Hiring and promotion are nuanced, and skills and prior work history are only part of the equation. As many employers know, a candidate's attitude and personality traits play an important role when relating to performance in the workplace.
"Leaders need to have an understanding of things like the DiSC (dominance, influence, support, and conscientiousness) profiles to know how different how personality types interact and work best together," said Jennifer Akoma, VP at Airfoil Group, a marketing and PR firm. "There is not one personality type that is better than another; each trait can benefit a team in a different way."
Akoma notes it's important for a team to be balanced with a variety of personality traits. The dominant personality can help move things forward. Influencers help with creativity and energizing the group; steadiness plays a supporting role, keeping things moving forward and making sure the team is harmonious; while C’s attention to detail ensures quality and accuracy.
"You can see how each different type of personality and work style can play a key role on a team," she said.
Personality can be a predictor
"An overwhelming amount of data supports the claim that personality predicts job performance better than any other known evaluation method, including interviews and IQ tests," said Robert Hogan, a psychologist and president of personality test provider Hogan Assessments. "Personality should be [a] major factor used to make personnel decisions."
Carl Persing, research and solutions adviser at strategy consultancy and survey provider Metrus Group, agreed, noting that people's personalities tend to motivate and guide them in their careers.
"Personality traits make you seek out certain jobs and affect how you fit in," Persing told Business News Daily.
When hiring managers are filling entry-level positions, they frequently screen for basic traits like reliability and organization skills, to make sure the candidate will be motivated to do the job. But when it comes time to promote those employees, personality becomes an even more important factor, said Eric Heggestad, an industrial and organizational psychologist and a professor at the University of North Carolina at Charlotte.
As the candidate, if you feel that you have personality traits that would be beneficial in a particular position, you should highlight the way you leverage your strengths to solve problems, complete projects, motivate teams, improve quality or other strengths that could be beneficial to the organization that is interviewing you, Akoma said.
For promotions, "you look a lot deeper, at things like charisma and the ability to motivate people," Heggestad said. "It matters more at the higher level, as the span of control increases."
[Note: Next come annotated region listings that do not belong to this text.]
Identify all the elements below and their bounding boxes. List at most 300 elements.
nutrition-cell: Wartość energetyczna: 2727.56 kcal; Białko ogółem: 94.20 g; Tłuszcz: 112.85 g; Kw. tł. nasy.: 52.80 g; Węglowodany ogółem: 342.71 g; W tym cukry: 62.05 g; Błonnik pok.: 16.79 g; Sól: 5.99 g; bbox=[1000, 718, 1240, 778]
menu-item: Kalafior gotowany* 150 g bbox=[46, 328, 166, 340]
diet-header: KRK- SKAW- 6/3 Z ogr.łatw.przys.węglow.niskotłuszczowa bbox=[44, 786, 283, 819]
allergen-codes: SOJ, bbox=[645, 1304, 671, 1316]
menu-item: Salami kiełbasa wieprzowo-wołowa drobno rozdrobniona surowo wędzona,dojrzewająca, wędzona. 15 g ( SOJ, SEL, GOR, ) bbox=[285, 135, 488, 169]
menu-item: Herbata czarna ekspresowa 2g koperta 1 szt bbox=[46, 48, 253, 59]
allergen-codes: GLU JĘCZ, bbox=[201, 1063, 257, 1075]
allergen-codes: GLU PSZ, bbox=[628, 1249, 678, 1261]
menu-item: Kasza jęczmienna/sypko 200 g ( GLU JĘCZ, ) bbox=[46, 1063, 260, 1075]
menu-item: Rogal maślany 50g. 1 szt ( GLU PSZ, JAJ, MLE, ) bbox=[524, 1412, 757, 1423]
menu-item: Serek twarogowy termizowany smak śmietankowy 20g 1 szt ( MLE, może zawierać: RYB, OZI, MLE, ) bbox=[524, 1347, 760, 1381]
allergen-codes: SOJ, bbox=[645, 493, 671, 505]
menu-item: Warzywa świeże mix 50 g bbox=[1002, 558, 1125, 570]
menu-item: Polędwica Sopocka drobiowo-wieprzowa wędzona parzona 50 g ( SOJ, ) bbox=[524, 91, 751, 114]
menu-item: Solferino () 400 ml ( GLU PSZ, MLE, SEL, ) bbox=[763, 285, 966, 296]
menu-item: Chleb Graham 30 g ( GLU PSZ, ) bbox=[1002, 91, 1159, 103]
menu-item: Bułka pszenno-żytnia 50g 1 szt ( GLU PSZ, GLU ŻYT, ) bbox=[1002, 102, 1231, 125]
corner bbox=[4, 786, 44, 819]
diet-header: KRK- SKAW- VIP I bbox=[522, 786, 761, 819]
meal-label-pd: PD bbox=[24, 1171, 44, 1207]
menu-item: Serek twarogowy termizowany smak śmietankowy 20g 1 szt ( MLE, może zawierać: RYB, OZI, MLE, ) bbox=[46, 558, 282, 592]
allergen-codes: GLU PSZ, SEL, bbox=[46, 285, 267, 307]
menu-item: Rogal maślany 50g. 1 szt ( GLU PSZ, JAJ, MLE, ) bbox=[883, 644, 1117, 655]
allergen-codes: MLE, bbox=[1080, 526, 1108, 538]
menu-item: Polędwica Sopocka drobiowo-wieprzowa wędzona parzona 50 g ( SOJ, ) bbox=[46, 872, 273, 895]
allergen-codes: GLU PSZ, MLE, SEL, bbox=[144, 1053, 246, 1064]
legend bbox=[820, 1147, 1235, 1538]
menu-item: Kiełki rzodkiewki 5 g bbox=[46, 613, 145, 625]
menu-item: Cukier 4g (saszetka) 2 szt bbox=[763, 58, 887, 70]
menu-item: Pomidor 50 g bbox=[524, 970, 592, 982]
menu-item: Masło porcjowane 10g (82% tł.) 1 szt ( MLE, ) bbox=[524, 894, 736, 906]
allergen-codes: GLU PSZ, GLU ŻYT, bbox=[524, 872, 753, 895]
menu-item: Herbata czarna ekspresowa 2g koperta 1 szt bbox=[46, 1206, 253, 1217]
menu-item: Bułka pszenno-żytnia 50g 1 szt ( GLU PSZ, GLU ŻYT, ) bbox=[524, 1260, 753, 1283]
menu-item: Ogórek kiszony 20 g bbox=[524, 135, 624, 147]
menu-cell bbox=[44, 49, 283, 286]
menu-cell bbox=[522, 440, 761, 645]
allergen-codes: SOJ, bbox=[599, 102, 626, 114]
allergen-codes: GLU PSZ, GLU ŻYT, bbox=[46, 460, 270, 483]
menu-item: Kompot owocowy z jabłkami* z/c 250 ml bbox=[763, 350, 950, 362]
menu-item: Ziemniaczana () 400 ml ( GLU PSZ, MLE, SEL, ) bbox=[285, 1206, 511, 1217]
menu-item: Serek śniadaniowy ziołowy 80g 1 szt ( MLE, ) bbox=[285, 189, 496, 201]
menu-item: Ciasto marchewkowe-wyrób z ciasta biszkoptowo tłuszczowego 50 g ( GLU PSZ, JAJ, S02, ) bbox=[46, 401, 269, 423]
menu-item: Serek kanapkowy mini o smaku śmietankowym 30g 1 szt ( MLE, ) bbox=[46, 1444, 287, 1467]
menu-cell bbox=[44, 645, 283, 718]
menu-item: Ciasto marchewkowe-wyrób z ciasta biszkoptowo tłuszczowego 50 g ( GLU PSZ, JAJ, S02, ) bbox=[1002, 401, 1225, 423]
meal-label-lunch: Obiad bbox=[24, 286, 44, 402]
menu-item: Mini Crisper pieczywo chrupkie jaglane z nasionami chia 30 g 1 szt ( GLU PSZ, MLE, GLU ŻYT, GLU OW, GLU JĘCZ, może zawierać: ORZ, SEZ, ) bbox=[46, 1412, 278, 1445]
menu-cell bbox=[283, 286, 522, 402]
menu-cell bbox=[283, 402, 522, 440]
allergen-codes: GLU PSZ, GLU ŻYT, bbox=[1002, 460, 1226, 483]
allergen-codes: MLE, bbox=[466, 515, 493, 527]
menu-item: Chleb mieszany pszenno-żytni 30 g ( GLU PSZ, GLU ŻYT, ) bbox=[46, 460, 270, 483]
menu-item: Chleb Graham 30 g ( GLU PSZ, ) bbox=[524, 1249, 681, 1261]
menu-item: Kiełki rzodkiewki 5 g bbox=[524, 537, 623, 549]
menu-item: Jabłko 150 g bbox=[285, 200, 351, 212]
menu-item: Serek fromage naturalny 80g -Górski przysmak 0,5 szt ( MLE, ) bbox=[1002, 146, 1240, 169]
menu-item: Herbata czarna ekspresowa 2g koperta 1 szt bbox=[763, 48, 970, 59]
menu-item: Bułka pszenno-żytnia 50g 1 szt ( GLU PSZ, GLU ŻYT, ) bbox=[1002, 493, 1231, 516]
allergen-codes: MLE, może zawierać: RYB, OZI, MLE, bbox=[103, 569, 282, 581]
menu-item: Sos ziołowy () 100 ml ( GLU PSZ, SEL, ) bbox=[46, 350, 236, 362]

"Know your strengths and seek opportunities that would highlight those strengths. For example, if you are an extroverted person and you like to connect with people, perhaps a way to advance your career is in sales," Akoma said. "Or if you’re a very service-oriented person, you may want to focus your career path on client growth and retention."
Based on these experts' research, data and experience, here are five personality types that are most likely to earn you a promotion:
- The "people" person. Clients, colleagues and bosses all like this person. He or she has a pleasant personality, gets along with others and is enjoyable to be around. A people person is likely to be a good manager or team leader because of these qualities.
- The delegator. When lower-level employees are given the opportunity to work on a group project, there will always be at least one who assumes the position of leader. This person knows how to give constructive feedback and delegate tasks based on team members' strengths.
- The adapter. This person learns very quickly and is able to adjust to any task or work environment. His or her intelligence and intuition help in figuring out how to tackle a new role.
- The decider. A person who is decisive and confident in his or her decisions is a great fit for a leadership position. The ability to choose a direction quickly and effectively is essential for a strategy-based role.
- The ethical person. No matter what the employee's role is, his or her actions are guided by a sense of ethics and integrity. This person won't compromise his or her morals or try to get ahead at the expense of other colleagues.
"It's important for candidates and employees to be aware of their personality traits and their strengths in order to find a position that they are well suited [for] and perform at an optimal level," Akoma said. "Strong management will recognize and focus on an employee’s strengths and ensure they guide and direct them toward the right opportunities that align to their strengths."